A French Bee Airbus A350-1000 After Pushback Credit: 

Flickr

It was only in late 2025 that Aviation Week Network reported Airbus had signed a contract with French startup Fairmat to explore how carbon fibers might be recovered from dismantled A350 airframes and potentially reused in aeronautical construction. The word “explore” is telling. This is not a recycling solution – it is an investigation into whether one might be possible.

Airbus is the manufacturer of one of the two most composite-intensive commercial jets ever built, and it was only recently at the stage of signing exploratory agreements with startups. As Simple Flying has previously reported, the fate of waste carbon fiber from aviation remains largely unresolved, with the industry still working through what viable end-of-life options might look like at any meaningful scale.

Boeing‘s position is similarly early. The company has acknowledged the composite recycling challenge and has worked with partners on limited research programs, but no industrial-scale solution for recovering and reusing carbon fiber from retired 787 airframes exists today. The MDPI research from the University of Porto puts the broader problem plainly: there is a clear discontinuity between the pace at which composite materials have been adopted in aviation and the pace at which end-of-life recycling for those materials has developed.

Can The Industry Solve This Before It Becomes A Crisis?

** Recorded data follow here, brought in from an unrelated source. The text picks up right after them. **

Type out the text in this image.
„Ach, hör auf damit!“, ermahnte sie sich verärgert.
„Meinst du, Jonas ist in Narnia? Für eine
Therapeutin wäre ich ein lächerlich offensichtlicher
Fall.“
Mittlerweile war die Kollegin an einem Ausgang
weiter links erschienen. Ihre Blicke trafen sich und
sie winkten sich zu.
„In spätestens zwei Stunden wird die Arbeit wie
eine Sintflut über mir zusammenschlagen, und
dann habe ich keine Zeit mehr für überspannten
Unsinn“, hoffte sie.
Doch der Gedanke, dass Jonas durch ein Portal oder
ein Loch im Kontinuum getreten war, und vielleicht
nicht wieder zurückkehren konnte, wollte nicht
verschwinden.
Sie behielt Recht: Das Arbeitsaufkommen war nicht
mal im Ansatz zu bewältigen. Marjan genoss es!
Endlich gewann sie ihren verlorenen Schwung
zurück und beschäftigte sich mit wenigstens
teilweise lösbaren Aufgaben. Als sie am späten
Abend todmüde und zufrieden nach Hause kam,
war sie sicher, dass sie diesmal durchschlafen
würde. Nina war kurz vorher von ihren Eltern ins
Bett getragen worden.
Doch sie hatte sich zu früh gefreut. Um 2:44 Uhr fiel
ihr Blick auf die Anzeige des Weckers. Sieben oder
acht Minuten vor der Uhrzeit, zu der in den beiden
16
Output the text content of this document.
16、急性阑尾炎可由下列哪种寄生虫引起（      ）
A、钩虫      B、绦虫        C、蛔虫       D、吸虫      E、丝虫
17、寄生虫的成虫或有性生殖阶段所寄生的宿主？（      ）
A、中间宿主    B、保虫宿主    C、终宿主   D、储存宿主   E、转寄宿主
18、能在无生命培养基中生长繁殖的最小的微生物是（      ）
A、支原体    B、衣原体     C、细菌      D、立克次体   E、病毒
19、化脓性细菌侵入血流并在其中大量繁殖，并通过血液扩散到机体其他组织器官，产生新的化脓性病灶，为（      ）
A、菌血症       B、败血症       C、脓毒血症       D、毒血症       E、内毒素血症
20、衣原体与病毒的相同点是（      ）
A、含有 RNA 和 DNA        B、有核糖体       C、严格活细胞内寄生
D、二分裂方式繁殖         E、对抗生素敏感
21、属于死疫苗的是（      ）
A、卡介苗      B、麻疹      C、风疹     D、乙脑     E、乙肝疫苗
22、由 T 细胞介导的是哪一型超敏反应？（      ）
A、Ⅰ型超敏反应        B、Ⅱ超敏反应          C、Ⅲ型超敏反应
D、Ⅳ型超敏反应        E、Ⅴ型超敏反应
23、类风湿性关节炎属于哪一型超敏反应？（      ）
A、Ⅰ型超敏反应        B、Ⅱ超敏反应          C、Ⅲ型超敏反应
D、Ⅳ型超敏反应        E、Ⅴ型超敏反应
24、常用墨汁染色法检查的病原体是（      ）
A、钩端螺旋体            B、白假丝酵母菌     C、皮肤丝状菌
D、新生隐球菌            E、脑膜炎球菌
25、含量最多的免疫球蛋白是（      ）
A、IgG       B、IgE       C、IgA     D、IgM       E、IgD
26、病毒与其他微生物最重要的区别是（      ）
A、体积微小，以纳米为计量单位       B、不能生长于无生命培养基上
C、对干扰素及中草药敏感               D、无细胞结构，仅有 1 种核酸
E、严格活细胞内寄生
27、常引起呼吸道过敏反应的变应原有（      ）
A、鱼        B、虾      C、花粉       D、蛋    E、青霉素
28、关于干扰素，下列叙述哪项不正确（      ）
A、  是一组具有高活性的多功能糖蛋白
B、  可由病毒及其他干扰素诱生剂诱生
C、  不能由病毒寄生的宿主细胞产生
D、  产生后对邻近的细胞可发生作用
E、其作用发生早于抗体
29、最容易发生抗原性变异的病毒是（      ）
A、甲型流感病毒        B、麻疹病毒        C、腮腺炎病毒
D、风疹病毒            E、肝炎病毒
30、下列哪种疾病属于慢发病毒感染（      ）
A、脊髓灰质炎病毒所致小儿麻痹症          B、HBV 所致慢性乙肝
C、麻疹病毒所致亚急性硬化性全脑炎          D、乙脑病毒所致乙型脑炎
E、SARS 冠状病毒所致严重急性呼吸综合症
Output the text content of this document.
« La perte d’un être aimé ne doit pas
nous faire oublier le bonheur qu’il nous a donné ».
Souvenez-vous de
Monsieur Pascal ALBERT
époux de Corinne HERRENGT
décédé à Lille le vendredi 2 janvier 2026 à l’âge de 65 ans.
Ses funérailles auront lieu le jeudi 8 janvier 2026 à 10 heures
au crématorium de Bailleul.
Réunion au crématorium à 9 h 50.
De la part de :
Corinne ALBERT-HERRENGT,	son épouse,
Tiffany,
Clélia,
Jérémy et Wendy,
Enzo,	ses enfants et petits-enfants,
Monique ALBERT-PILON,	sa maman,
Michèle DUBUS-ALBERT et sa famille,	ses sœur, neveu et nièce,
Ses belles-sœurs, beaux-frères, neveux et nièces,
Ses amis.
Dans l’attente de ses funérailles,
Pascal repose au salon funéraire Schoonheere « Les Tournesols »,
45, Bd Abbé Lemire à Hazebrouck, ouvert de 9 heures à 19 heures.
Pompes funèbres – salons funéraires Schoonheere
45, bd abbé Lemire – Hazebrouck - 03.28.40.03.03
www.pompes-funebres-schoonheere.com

Boeing 787 Dreamliner demo at the United Elevated event in LAX, March 2026. Credit: Channing Reid | Simple Flying

There are reasons for cautious optimism, but the timeline is tight. On the materials side, thermoplastic composites 00 a newer class of composite where the resin can be remelted when heated – offering a more recyclable alternative to the thermoset composites used in the A350 and 787. Aviation Week Network has reported that Boeing introduced thermoplastics into elementary structural parts of the 787’s fuselage and wing in 2018, and that industry use of thermoplastics is projected to grow significantly through the end of this decade. But thermoplastics remain a small fraction of what is currently flying, and the vast composite structures of the A350 and 787 already in service are thermoset, meaning the more recyclable material is a solution for future aircraft, not the ones retiring now.

For the jets already built, the more promising near-term path lies in advancing recycling processes themselves. Research from the University of Sydney, covered by ScienceDaily, has shown that a hybrid approach combining chemical pretreatment with thermal recycling can recover fibers that retain up to 90% of their original strength. The same research found that if advanced recycling methods were fully implemented across the industry, energy use in composite waste processing could be reduced by as much as 70%. The technical potential exists. What is missing is the industrial infrastructure and the economic incentive to deploy it at scale. As Airways Magazine notes, unlike the automotive industry, where EU directives have long governed end-of-life vehicle recycling, aviation has no equivalent unified regulatory framework for composite waste. That gap remains one of the biggest structural barriers to progress.

What the industry does next will matter enormously. As Simple Flying has reported, the question of what happens to waste carbon fiber from aviation is one the sector can no longer defer. The MDPI researchers at the University of Porto conclude that only a multi-stakeholder push – involving manufacturers, recyclers, regulators, and certification authorities working together – can close the gap between how composites are used and how they are disposed of. The A350 and 787 transformed what commercial aircraft could do. Whether the industry can now transform what happens to them at the end of their lives is the next test.